In today's edition of "how Super Bowl 50 might actually hurt San Francisco businesses and taxpayers" we hear from the Castro Merchants Association. The organization last week expressed concerns that the Super Bowl 50 Host Committee's plan to stop running historic F Line streetcars will result in a huge drop in tourism and corresponding revenue for the Castro — and that the city has no plan to mitigate these feared losses.
The streetcars will not be in operation as the "Fan Village" planned for Market Street will prevent it. As a substitute, the city intends to run buses.
At the Castro Merchants' monthly meeting last week, Castro business owner Miguel Lopez explained why he believes the bus system to be insufficient.
"[Tourists] are not going to take the buses here," The Bay Area Reporter quotes him as explaining, "they are going to go somewhere else.

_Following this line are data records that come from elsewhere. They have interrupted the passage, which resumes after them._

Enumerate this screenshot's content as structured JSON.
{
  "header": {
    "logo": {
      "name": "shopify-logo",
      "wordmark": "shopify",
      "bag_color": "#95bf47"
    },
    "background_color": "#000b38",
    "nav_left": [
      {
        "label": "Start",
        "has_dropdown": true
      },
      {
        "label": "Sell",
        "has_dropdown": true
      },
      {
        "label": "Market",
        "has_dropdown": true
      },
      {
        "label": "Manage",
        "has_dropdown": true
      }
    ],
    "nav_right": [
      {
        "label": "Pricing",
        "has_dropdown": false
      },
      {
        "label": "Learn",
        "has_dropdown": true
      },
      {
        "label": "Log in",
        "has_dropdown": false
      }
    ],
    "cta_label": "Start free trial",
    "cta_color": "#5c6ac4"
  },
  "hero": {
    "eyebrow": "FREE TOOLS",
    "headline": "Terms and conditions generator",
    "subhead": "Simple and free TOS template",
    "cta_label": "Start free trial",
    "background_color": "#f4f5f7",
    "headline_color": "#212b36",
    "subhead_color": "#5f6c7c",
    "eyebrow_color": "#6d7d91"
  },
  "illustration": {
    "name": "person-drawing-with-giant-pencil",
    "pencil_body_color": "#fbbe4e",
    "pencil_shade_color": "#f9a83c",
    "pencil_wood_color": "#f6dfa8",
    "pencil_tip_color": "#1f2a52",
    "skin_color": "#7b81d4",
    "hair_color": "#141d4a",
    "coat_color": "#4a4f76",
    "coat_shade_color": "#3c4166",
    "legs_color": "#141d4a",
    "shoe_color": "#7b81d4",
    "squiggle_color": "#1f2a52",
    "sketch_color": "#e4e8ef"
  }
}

This neighborhood will suffer a lot."
Lopez isn't the only one concerned. At a SFMTA Citizens Advisory Council meeting held last week, notes The Examiner, Castro Merchants member Richard Magary spoke of the importance of the historic streetcars and the impact shutting them down will have.
“They bring large numbers of locals and tourists, and their substantial spending, which is why I’m here, to the mostly small independent often LGBT businesses in the Castro," said Magary. “This is about our livelihoods. We stand to lose lots of money, because that iconic railway isn’t there.”
The Examiner observes that although the Fan Village will only run for one week, SFMTA planning manager Peter Albert has confirmed that disruptions in public transit are expected to begin January 23 and run through February 12.
Stephanie Martin, a member of the Super Bowl 50 host committee, told Castro Merchants that the organization is trying to structure the Fan Village to encourage tourists to leave it — which, honestly, sounds a little confusing. BAR reports her as telling merchants gathered at last week's meeting that the Fan Village was intentionally designed with no food or drink options, so tourists would need to exit it to seek those things out.
What impact the temporary suspension of the F Line streetcars will have on Castro businesses remains ultimately unclear, but expect calls for the city to come up with a plan (other than buses) to grow louder as the event approaches.